1.1. Introduction to digital systems

1.2. Introduction to communication systems

1.3. Analog filters

2. A/D and D/A converters

2.1. The ideal A/D converter

2.2. The real A/D converter

2.3. The D/A converter

3. ASIC in the field of radio

3.1. The DDC / RSP

3.2. The DUC / TSP

4. DSP processors

4.1. Concepts of finite precision arithmetic

Methodology: 

A. Theoretical sessions

B. Exercises to solve at home. 

D. Participation to virtual forums.

E. Teamwork in the practice sessions. The students design algorithms and implement it in real platforms. They collaborate to achieve the best solution. When the work is finished, they make an oral presentation of his results to the teacher and the rest of the students. They also give a written document to the teacher summarizing the work and conclusions.

Evaluation: 

The evaluation of the subject consists of two very different parts that must be approved separately:

  • Theory (70% of the final grade)
  • Practical (30% of the final grade)

Evaluation Criteria: 

  • The student's ability to correctly describe the operation, features and limitations of the digital and analogue devices that are part of a transceiver, including converters, ASICs and DSP processors, is assessed.
  • The competence to combine analogue and digital blocks within a Software Radio architecture is assessed, justifying the connections, dependencies and implications in the overall behaviour of the system.
  • The student's ability to derive a digital radio architecture from functional requirements, select the appropriate blocks and propose a technically coherent and justifiable solution is considered.
  • The ability to identify the main blocks, interpret their behaviour, evaluate their performance and relate them to the concepts of signal processing and communications studied in the theory is assessed.
  • The quality of the practical project is evaluated, including the correct implementation of the design or simulation, the justification of design decisions, the analysis of the results obtained, the ability to adapt the design to the availability of real devices, and the clarity of the final presentation (written or oral).

Basic Bibliography: 

The subject provides the student with notes.

Additional Material: 

'Integrated A/D and D/A converters', Rudy van de Plassche, Ed. Kluwer, © 1994. Very complete text that is very useful to complete the characterization part of A/D and D/A converters.

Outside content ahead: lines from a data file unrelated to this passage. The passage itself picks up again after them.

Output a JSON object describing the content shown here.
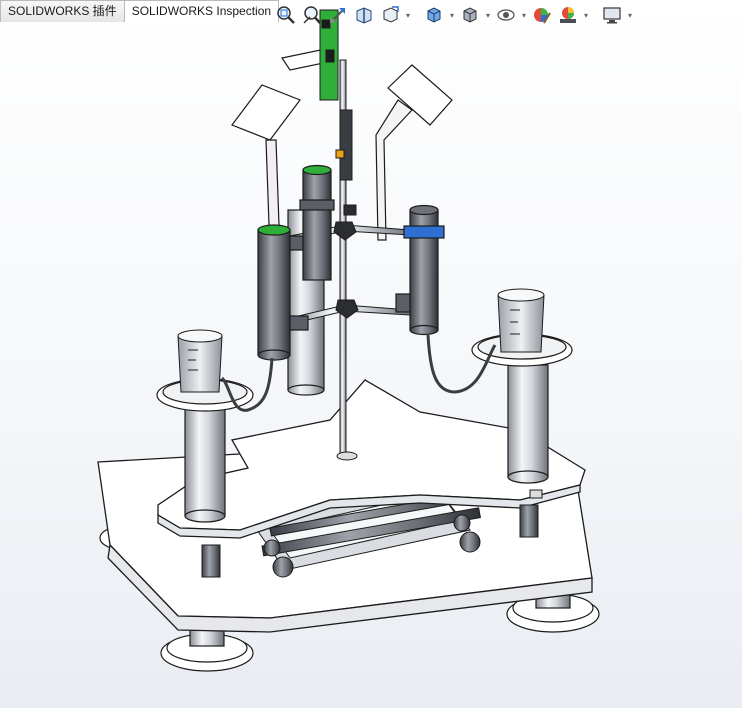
{
  "tabs": [
    {
      "label": "SOLIDWORKS 插件",
      "active": false
    },
    {
      "label": "SOLIDWORKS Inspection",
      "active": true
    }
  ],
  "heads_up_toolbar": {
    "buttons": [
      {
        "icon": "zoom-to-fit-icon"
      },
      {
        "icon": "zoom-to-area-icon"
      },
      {
        "icon": "previous-view-icon"
      },
      {
        "icon": "section-view-icon"
      },
      {
        "icon": "dynamic-annotation-views-icon"
      },
      {
        "icon": "view-orientation-icon",
        "dropdown": true
      },
      {
        "icon": "display-style-icon",
        "dropdown": true
      },
      {
        "icon": "hide-show-items-icon",
        "dropdown": true
      },
      {
        "icon": "edit-appearance-icon"
      },
      {
        "icon": "apply-scene-icon",
        "dropdown": true
      },
      {
        "icon": "view-settings-icon",
        "dropdown": true
      }
    ]
  },
  "colors": {
    "bg_top": "#ffffff",
    "bg_bottom": "#e9edf2",
    "model_fill": "#ffffff",
    "model_edge": "#1c1c1c",
    "metal_dark": "#5a5e66",
    "accent_green": "#2fae3a",
    "accent_blue": "#2d6fd2"
  }
}
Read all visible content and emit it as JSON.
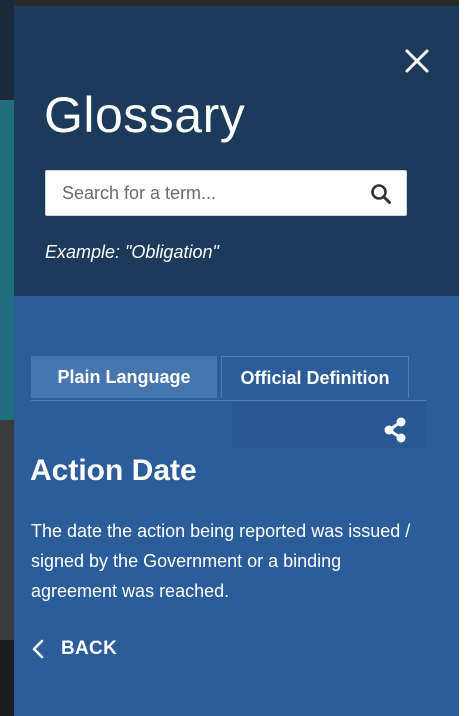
{
  "glossary": {
    "title": "Glossary",
    "close_icon": "close-icon",
    "search": {
      "placeholder": "Search for a term...",
      "value": "",
      "icon": "search-icon"
    },
    "example": "Example: \"Obligation\""
  },
  "tabs": [
    {
      "label": "Plain Language",
      "active": true
    },
    {
      "label": "Official Definition",
      "active": false
    }
  ],
  "term": {
    "share_icon": "share-icon",
    "title": "Action Date",
    "definition": "The date the action being reported was issued / signed by the Government or a binding agreement was reached."
  },
  "back": {
    "label": "BACK",
    "icon": "chevron-left-icon"
  },
  "colors": {
    "header_bg": "#1b3a5c",
    "body_bg": "#2a5d99",
    "active_tab_bg": "#4676ae",
    "text": "#ffffff"
  }
}
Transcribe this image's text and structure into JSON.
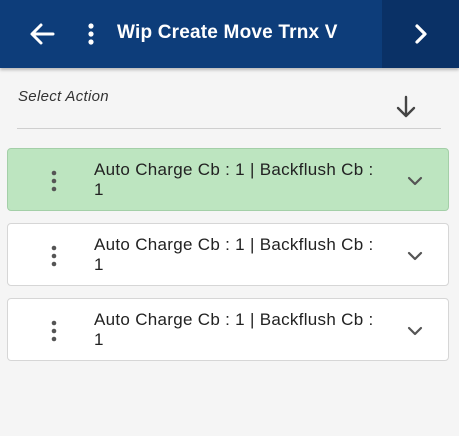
{
  "header": {
    "title": "Wip Create Move Trnx V",
    "back_icon": "arrow-left-icon",
    "menu_icon": "kebab-menu-icon",
    "next_icon": "chevron-right-icon"
  },
  "select_action": {
    "label": "Select Action",
    "icon": "arrow-down-icon"
  },
  "cards": [
    {
      "text": "Auto Charge Cb  : 1 | Backflush Cb  : 1",
      "selected": true
    },
    {
      "text": "Auto Charge Cb  : 1 | Backflush Cb  : 1",
      "selected": false
    },
    {
      "text": "Auto Charge Cb  : 1 | Backflush Cb  : 1",
      "selected": false
    }
  ],
  "colors": {
    "header_bg": "#0d3d7a",
    "next_button_bg": "#0a3166",
    "selected_card_bg": "#bde5c0",
    "page_bg": "#f5f5f5"
  }
}
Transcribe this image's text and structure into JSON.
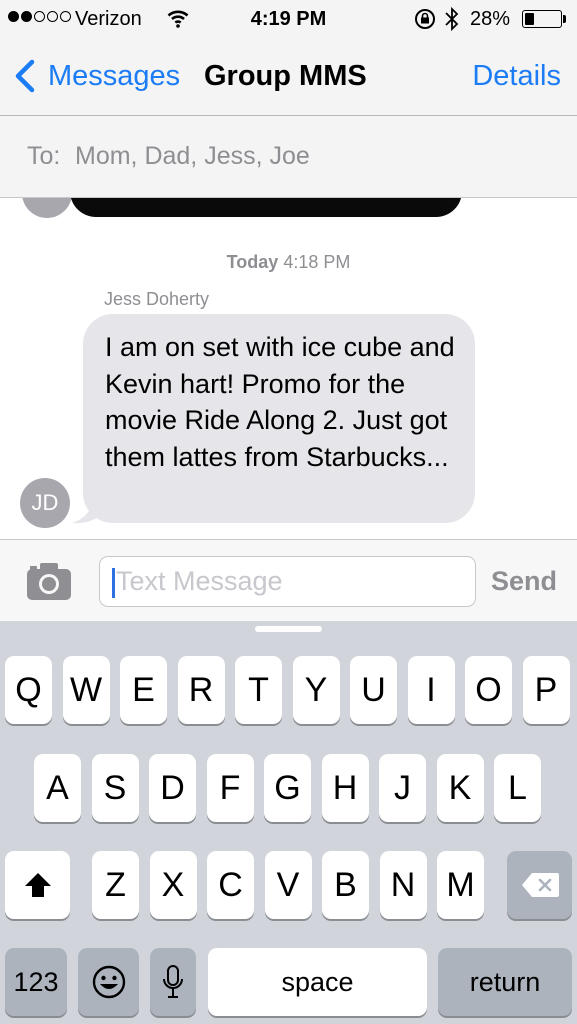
{
  "status_bar": {
    "signal_dots_filled": 2,
    "signal_dots_total": 5,
    "carrier": "Verizon",
    "time": "4:19 PM",
    "battery_percent": "28%",
    "battery_level": 0.28,
    "icons": [
      "wifi-icon",
      "rotation-lock-icon",
      "bluetooth-icon",
      "battery-icon"
    ]
  },
  "nav": {
    "back_label": "Messages",
    "title": "Group MMS",
    "details_label": "Details"
  },
  "recipients": {
    "label": "To:",
    "names": "Mom, Dad, Jess, Joe"
  },
  "conversation": {
    "timestamp_day": "Today",
    "timestamp_time": "4:18 PM",
    "sender": "Jess Doherty",
    "message": "I am on set with ice cube and Kevin hart! Promo for the movie Ride Along 2. Just got them lattes from Starbucks...",
    "avatar_initials": "JD"
  },
  "composer": {
    "placeholder": "Text Message",
    "send_label": "Send"
  },
  "keyboard": {
    "row1": [
      "Q",
      "W",
      "E",
      "R",
      "T",
      "Y",
      "U",
      "I",
      "O",
      "P"
    ],
    "row2": [
      "A",
      "S",
      "D",
      "F",
      "G",
      "H",
      "J",
      "K",
      "L"
    ],
    "row3": [
      "Z",
      "X",
      "C",
      "V",
      "B",
      "N",
      "M"
    ],
    "numbers_label": "123",
    "space_label": "space",
    "return_label": "return"
  },
  "colors": {
    "accent": "#1b7cf5",
    "bubble": "#e5e5ea",
    "keyboard_bg": "#d1d5db"
  }
}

'AD6644 Datasheet', Analog Devices, www.analog.com. Datasheet of one of the most technologically advanced A/D converters: 65 MSPS - 14 bits.

'AD9754 Datasheet', Analog Devices, www.analog.com. Datasheet of one of the most technologically advanced D/A converters: 125 MSPS - 14 bits.

'AD6620 Datasheet', Analog Devices, www.analog.com. Datasheet of the Digital Down Converter that is used as a reference in the theoretical explanation of the class.

'AD6622 Datasheet', Analog Devices, www.analog.com. Datasheet of the Digital Up Converter that is used as a reference in the theoretical explanation of the class.

'The Scientist and Engineer's Guide to Digital Signal Processing', W. Smith, Analog Devices. Free distribution book on the Internet that deals with various theoretical and practical aspects of Digital Signal Processors. It includes numerous implementations on Analog Devices processors.

'The DSP Handbook', Andrew Bateman, Ed. Prentice-Hall, © 2001. This text is one of the most complete and exhaustive that deals with topics related to Digital Signal Processors.

ADSP-2106x User ?s Manual ?, Analog Devices, www.analog.com. Datasheet of the DSP that is used in class as a practical case and as a basis for carrying out one of the two practices.